In the annals of great couples, Bertie Wooster and his indefatigable butler Jeeves certainly figure even if its dynamics are less about symbiosis and more about damage limitation. But what’s this? Jeeves without Wooster? Ring for Jeeves features the white-gloved flunkey without his witless master. It is not death that has parted them but economics. Wooster has gone off to a school to learn how aristocrats can fend for themselves. (PG Wodehouse’s only novel without Wooster was published in 1953).
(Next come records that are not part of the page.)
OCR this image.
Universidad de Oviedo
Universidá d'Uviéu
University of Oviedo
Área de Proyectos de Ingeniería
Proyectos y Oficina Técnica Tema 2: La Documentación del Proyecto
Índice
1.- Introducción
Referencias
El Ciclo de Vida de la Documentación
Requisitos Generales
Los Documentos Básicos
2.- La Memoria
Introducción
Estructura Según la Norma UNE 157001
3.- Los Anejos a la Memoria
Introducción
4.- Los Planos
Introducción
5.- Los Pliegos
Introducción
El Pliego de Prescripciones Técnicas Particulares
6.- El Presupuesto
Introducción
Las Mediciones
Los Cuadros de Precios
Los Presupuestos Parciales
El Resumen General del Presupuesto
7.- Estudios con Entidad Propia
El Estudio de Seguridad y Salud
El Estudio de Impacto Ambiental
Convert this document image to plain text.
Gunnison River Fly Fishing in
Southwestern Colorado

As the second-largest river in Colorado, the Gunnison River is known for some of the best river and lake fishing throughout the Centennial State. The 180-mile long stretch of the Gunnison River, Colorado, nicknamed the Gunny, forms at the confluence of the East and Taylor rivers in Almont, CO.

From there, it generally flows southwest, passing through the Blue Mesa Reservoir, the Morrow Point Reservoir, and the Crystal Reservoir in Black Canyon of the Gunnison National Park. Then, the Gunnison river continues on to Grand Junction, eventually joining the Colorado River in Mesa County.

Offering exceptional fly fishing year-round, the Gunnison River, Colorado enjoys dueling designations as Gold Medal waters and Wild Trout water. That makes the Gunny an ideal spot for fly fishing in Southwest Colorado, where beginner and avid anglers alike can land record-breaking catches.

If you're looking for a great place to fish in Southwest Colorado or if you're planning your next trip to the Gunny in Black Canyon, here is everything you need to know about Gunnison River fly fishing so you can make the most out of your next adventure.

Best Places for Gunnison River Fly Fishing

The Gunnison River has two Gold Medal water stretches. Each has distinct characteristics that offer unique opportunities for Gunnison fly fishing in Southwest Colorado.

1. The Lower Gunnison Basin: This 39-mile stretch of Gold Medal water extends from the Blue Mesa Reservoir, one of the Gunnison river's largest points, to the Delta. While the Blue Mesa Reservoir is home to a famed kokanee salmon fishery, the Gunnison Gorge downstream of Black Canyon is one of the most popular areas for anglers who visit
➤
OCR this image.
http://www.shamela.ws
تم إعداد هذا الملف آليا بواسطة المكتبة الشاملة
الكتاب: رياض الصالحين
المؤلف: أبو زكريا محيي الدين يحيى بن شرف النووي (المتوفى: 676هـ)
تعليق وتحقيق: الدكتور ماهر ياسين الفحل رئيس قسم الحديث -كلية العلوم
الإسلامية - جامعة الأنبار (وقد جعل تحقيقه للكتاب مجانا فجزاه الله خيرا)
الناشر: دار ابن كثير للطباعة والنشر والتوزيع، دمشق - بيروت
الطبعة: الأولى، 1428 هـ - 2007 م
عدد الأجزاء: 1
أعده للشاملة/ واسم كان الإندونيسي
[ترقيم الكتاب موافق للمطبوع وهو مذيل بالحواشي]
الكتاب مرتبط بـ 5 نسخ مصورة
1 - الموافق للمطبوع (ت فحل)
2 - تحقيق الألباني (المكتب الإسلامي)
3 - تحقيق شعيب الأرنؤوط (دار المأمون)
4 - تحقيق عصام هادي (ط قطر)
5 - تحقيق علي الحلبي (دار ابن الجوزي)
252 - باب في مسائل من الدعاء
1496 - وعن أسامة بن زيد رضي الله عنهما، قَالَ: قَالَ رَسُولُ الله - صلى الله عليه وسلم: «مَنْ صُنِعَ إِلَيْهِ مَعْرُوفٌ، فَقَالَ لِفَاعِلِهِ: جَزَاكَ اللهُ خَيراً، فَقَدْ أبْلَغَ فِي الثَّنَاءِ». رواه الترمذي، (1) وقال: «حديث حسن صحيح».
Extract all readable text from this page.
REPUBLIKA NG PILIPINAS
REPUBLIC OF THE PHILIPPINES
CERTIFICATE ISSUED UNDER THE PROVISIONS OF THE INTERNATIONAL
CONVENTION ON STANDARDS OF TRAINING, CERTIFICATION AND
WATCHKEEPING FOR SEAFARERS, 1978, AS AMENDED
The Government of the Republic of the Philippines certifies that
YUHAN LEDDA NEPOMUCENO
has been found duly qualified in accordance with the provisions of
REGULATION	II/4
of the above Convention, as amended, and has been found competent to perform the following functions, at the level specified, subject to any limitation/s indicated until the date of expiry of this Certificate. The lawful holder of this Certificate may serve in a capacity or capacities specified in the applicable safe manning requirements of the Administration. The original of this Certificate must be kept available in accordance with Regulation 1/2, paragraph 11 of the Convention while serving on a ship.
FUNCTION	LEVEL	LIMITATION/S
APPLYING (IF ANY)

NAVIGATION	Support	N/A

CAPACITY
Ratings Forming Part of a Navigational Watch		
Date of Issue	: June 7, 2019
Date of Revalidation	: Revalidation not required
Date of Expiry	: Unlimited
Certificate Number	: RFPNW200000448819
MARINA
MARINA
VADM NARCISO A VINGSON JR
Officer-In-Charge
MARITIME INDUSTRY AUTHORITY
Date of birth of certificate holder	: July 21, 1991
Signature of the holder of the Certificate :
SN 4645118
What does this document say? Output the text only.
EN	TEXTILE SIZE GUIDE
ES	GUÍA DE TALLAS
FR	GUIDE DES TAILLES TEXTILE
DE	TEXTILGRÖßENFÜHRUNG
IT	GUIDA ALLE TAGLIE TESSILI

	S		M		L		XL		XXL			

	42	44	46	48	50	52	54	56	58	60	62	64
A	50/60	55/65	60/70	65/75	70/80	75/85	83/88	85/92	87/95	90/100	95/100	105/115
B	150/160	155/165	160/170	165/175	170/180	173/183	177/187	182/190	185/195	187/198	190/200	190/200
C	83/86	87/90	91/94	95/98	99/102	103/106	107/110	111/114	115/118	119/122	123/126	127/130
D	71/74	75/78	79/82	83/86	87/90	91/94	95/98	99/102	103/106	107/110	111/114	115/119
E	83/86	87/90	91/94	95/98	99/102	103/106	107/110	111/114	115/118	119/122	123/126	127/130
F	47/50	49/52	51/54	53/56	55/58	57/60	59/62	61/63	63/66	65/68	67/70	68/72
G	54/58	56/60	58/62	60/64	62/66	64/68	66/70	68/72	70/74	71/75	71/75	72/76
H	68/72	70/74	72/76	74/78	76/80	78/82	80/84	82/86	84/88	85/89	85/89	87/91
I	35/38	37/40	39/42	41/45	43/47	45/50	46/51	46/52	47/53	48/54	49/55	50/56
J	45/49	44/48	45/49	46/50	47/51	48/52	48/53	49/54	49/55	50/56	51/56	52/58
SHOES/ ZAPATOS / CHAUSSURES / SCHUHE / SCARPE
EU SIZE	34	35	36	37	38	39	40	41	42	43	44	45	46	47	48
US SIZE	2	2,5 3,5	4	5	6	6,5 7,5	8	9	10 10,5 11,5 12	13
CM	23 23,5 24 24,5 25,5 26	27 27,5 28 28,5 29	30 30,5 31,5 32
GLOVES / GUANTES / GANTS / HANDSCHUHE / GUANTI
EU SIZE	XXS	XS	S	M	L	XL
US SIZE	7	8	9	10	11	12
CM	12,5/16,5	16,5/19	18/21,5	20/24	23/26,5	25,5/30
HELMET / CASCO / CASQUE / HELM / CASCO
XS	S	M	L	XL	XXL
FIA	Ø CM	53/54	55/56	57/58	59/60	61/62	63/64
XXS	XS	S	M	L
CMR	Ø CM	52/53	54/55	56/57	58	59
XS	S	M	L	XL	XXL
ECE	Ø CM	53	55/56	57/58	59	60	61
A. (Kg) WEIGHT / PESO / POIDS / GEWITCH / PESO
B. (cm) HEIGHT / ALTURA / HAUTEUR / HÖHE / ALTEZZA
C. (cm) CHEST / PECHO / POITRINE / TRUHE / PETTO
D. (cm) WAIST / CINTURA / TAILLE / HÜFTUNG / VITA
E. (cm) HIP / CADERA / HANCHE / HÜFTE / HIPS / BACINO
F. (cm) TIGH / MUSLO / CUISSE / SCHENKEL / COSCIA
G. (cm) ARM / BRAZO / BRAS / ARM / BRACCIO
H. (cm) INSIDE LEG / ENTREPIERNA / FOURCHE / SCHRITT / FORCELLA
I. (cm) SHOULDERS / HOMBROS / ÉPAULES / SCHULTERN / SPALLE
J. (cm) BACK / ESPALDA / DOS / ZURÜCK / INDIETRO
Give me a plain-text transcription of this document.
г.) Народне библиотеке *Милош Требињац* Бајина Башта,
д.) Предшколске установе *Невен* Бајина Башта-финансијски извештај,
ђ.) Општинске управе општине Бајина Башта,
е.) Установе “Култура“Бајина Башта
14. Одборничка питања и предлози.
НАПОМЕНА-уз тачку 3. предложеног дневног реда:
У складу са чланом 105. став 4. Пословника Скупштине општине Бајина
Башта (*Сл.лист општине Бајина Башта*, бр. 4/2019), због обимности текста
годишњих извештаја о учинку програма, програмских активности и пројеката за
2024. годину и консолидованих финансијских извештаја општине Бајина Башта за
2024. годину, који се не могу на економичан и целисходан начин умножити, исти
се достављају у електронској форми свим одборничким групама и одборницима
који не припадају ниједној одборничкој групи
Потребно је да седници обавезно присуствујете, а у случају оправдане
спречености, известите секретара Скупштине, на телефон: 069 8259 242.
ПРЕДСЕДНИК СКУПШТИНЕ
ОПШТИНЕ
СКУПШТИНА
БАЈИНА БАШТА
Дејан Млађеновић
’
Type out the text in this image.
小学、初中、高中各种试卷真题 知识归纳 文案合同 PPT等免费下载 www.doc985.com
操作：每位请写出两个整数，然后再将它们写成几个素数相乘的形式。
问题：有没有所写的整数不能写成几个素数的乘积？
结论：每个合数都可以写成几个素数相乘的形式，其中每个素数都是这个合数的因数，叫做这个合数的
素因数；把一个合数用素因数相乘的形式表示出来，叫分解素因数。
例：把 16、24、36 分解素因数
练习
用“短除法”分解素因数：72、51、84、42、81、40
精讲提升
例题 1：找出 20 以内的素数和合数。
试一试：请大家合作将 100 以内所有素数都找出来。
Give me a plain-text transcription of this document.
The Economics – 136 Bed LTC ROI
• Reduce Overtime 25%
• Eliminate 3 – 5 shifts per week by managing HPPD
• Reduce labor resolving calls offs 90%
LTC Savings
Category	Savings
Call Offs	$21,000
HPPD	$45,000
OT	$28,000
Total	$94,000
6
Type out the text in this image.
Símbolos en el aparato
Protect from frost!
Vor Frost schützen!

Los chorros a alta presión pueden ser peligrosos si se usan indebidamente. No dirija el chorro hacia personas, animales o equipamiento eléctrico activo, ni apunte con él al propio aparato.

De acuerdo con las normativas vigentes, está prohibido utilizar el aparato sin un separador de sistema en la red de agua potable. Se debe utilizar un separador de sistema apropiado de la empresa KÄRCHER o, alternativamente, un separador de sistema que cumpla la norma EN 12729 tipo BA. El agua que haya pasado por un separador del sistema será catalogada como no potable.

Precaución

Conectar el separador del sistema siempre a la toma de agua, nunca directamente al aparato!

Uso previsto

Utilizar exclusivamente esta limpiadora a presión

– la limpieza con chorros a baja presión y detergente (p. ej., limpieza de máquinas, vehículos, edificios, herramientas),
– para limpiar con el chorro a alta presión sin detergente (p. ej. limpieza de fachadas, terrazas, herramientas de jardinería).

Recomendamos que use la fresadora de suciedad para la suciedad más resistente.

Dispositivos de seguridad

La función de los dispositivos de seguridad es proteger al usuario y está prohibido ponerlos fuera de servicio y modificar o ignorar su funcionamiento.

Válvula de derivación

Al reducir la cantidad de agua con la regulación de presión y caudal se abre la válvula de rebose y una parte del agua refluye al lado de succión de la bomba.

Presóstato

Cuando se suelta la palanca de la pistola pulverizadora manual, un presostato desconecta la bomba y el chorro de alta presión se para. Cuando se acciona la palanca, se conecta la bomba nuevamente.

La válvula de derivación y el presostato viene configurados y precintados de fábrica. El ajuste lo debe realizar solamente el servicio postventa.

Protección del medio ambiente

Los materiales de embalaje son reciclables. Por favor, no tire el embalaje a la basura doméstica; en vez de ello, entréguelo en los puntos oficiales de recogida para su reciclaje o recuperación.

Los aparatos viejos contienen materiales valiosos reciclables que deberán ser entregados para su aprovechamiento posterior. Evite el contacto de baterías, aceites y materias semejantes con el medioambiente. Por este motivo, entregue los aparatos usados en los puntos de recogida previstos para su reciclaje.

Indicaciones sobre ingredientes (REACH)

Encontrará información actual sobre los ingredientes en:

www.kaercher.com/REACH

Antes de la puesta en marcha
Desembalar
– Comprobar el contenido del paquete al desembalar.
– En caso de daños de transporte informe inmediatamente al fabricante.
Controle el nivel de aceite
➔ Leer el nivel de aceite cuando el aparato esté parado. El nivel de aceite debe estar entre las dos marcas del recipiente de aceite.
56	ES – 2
Martin Jarvis is Jeeves, (whom he performed just over a decade ago on Broadway in Andrew Lloyd Webber’s musical By Jeeves) and like his other great character, Richmal Crompton’s William Brown, he brings to it a delicious irony, which hums just below the surface, making it all the more comical. Directed by Rosalind Ayres and adapted by Archie Scottney, the two-part drama fields a host of larger-than-life retired captains and indigent lords, marshalled by capable women (Joanne Whalley and Moira Quirk). Rufus Sewell is hilariously high-pitched and wheezy as the Earl’s brother-in-law and Ian Ogilvy is the floridly outraged Cuthbert Biggar. Jeeves bounces off this motley crew as he attempts to curtail the illegal bookmaking activities of the earl (Jamie Bamber) to whom he has been seconded in Wooster’s absence. It’s a jolly romp but Jeeves without Wooster is like Laurel without Hardy or Ant without Dec. Only half the fun.